The journey goes to different zones as Mark takes a retrospective and introspective tour of his brilliant career.  This is more essential space music from a master of the craft.  It has both historical and musical integrity.

Reviewed by Jim Brenholts

 

Live at Artspace:
Music for an Art Gallery

by Tom Shaw

 

Tom Shaw has a reputation as a rocker in the tri-state area of NY, NJ and PA.  The ambience of Live at Artspace: Music for an Art Gallery belies that reputation.  Tom had approached Linda Guenste.  She told him that she needed a musician for Artwalk '96, an annual event in Stroudsburg, PA.  He made a demo tape; she loved it; he got the gig.
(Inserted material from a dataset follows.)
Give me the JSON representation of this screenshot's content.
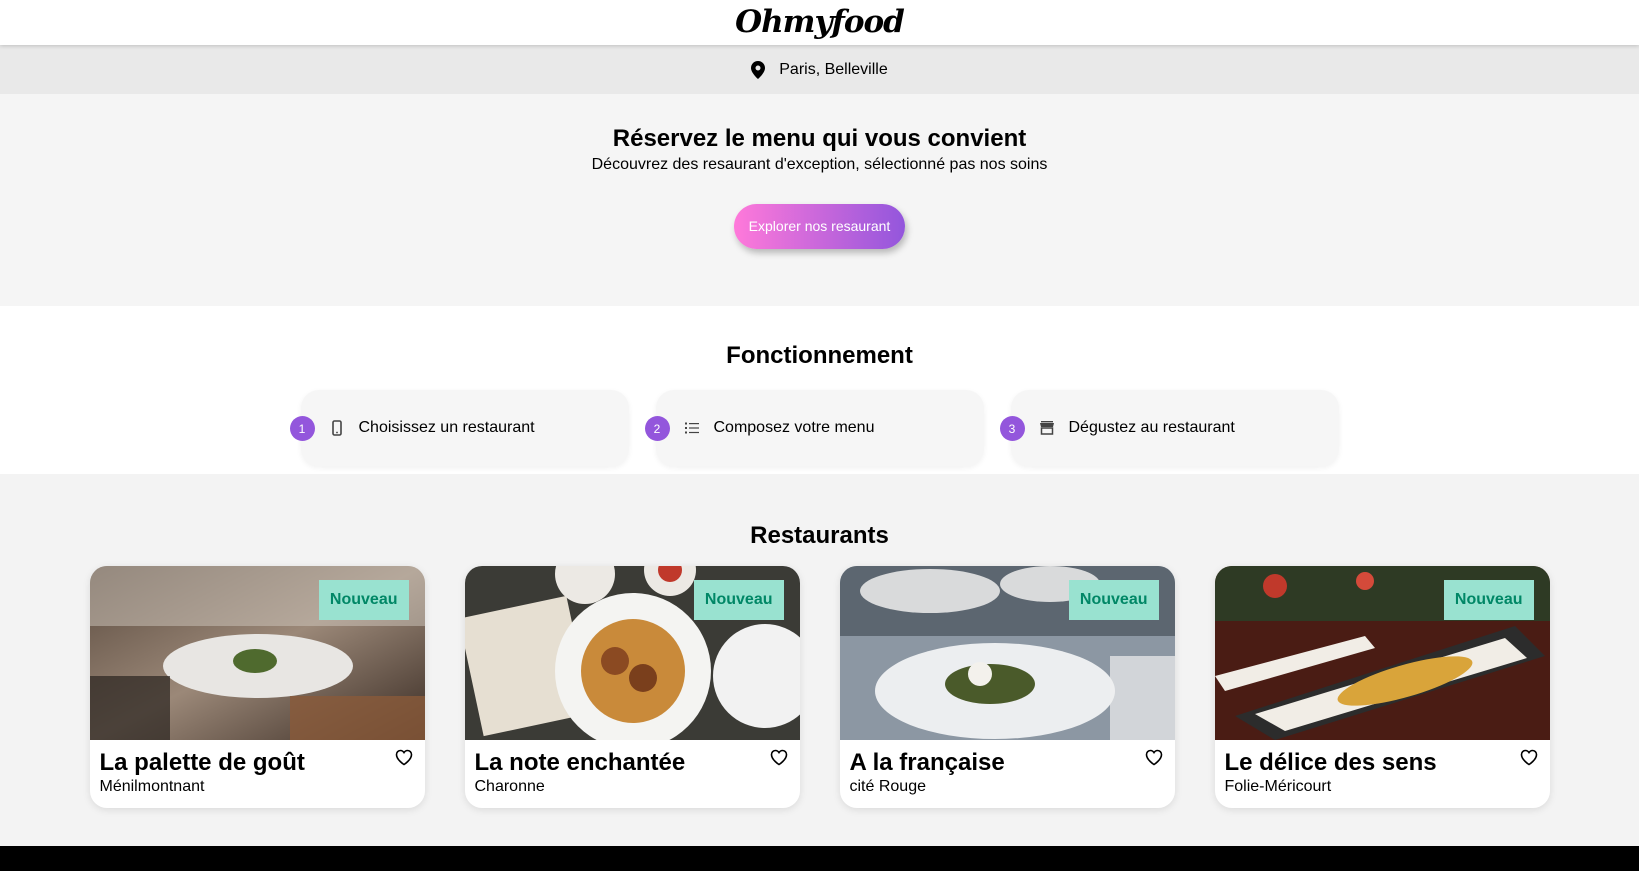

The live performance is an improvised symphony in four movements.  Tom performed the music as a meditation.  The reactions of the spectators - soothed and calmed - was his reward.

The music is, indeed, captivating.  Tom's synth is absolutely orchestral and minimal.  He uses nature samples - sparingly - to augment his delicate soundscape.

This is a rare treasure from unknown quarters.  The music works well as a background or as a meditation focus.